Maine has almost identical constitutional language to Arizona. Assuming that the Arizona Legislature case is still good case-law, then the court’s interpretation of a state legislature requiring indirect selection by that state’s citizens still stands. The Electoral College Clause of the U.S. Constitution requires that the legislature direct the selection of electoral candidates, which calls into question whether the Maine Legislature can give that power away to a non-legislative entity. The NPV Compact would remove the input of our state legislature and the people of Maine, and delegate lawmaking power away in a manner that violates the concept of legislative appointment of electors. The people of the United States do not derive lawmaking power from the people of Maine, but under the compact they would be deciding which candidate receives Maine’s electoral votes. But the Constitution does not allow that to occur.

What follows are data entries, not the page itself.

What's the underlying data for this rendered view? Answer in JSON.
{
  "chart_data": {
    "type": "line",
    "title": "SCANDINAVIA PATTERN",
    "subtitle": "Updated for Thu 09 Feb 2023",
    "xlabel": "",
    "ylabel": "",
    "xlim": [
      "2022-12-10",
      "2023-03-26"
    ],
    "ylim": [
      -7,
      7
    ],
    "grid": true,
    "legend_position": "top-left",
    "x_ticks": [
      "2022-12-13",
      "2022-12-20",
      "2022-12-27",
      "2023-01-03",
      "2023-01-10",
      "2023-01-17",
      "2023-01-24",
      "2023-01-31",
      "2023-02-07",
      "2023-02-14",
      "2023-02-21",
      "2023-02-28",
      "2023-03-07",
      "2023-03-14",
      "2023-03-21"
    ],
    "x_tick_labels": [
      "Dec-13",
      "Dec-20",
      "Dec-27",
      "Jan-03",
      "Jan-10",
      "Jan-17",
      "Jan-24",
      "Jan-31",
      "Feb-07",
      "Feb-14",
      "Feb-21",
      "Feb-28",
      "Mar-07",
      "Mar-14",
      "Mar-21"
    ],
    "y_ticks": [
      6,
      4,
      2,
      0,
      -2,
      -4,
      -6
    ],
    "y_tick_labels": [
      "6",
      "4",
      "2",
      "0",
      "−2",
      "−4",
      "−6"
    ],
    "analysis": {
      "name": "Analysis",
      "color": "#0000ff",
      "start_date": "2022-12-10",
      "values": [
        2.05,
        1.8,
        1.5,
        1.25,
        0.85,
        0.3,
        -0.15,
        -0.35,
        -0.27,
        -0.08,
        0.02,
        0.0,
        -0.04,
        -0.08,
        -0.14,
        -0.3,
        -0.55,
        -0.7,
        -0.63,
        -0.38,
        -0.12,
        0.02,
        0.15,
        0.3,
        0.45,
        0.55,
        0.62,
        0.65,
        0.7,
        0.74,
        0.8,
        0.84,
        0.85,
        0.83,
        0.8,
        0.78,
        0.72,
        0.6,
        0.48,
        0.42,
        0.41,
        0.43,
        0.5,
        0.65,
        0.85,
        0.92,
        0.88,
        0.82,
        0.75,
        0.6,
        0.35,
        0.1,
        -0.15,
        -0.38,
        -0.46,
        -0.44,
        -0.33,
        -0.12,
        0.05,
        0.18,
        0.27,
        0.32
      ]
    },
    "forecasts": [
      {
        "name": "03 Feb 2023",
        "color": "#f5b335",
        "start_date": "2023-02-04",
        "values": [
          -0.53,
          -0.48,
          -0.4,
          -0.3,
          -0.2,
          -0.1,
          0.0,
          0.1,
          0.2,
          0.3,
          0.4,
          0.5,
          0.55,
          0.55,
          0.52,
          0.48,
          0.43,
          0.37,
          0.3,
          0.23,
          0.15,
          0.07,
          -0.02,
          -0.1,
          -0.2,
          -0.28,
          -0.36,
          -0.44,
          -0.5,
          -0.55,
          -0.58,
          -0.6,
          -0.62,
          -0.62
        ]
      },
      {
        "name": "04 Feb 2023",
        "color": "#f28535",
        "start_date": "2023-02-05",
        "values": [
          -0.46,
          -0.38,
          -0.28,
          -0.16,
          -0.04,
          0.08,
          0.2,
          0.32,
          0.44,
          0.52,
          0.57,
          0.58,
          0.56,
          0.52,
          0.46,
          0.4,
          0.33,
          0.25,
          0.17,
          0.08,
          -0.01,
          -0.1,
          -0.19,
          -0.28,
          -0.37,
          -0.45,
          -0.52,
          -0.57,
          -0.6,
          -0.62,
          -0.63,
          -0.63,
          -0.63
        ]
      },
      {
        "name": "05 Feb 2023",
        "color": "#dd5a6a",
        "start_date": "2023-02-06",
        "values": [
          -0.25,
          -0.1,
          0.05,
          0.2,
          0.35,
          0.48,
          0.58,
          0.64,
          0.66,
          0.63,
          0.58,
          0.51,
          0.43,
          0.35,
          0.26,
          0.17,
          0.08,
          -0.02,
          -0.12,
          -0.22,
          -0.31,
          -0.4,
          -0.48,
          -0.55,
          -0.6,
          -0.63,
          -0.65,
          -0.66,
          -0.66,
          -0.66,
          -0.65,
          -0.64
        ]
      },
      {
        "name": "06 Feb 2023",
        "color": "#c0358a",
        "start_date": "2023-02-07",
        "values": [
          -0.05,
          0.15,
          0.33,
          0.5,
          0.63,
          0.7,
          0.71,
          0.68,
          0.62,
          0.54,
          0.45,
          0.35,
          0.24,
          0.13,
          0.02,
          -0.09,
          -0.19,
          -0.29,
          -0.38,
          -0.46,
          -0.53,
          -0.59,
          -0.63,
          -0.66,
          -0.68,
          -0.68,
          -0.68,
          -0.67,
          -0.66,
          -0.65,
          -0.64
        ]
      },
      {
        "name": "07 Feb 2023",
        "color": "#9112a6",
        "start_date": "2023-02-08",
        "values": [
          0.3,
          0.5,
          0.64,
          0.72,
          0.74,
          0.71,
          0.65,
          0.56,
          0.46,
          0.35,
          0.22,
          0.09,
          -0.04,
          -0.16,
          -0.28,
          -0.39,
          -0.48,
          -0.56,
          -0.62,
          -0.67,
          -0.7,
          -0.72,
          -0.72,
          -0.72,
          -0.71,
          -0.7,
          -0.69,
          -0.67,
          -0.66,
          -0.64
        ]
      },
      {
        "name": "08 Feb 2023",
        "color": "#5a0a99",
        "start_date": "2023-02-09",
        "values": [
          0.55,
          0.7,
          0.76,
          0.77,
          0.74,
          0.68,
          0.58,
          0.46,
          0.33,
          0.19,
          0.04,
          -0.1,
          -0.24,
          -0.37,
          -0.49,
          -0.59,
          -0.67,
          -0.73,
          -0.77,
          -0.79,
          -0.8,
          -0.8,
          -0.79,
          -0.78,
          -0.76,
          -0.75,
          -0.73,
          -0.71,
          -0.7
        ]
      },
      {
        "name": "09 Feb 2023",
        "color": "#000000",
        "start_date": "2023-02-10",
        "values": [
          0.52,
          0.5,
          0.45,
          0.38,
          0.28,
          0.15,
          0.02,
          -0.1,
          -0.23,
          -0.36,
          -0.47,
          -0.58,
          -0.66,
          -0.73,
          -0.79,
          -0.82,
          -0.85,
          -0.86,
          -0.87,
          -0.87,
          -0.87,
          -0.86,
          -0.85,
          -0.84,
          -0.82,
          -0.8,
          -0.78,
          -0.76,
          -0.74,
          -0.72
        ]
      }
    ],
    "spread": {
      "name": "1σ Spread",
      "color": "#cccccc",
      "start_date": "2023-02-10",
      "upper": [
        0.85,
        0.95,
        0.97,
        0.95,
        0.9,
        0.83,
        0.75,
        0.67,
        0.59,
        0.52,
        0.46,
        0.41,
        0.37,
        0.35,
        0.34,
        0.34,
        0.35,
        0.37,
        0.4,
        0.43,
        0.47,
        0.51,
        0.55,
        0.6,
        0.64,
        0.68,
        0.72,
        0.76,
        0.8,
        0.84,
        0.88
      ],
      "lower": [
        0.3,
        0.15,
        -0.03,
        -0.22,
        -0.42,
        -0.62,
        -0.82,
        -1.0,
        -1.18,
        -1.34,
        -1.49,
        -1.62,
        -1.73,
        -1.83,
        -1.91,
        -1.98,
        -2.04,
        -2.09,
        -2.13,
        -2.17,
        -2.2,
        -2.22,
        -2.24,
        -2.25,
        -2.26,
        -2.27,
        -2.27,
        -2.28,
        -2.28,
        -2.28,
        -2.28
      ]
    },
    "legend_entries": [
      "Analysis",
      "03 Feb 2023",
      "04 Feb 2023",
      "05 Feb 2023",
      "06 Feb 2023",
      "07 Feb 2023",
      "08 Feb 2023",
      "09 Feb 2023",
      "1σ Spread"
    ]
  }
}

Issue Five: The Legal Absurdity Argument
Lastly, the argument of the NPV compact supporters is that there is no limitation on the power of state legislatures to select Electoral College members. NationalPopularVote.com says in their “Answering Myths” section, “The U.S. Constitution gives the states the “exclusive” and “plenary” power to choose the method of awarding their electoral votes.” Therefore, their belief is that the Maine Legislature could decide to use its electoral votes however it wants with no limitations. This includes voting for someone that no voter voted for, promising the votes to whoever wins a specific party’s primary regardless of the general election outcome, or even giving the votes to someone who didn’t run for president. This outcome is so logically absurd that a court could throw out the compact entirely because of the legal implications ruling in their favor would have.

There’s little question that the compact is both unconstitutional and would dilute Mainers’ voice in presidential elections, particularly in the rural Second Congressional District. Gov. Mills should do the right thing and veto it immediately.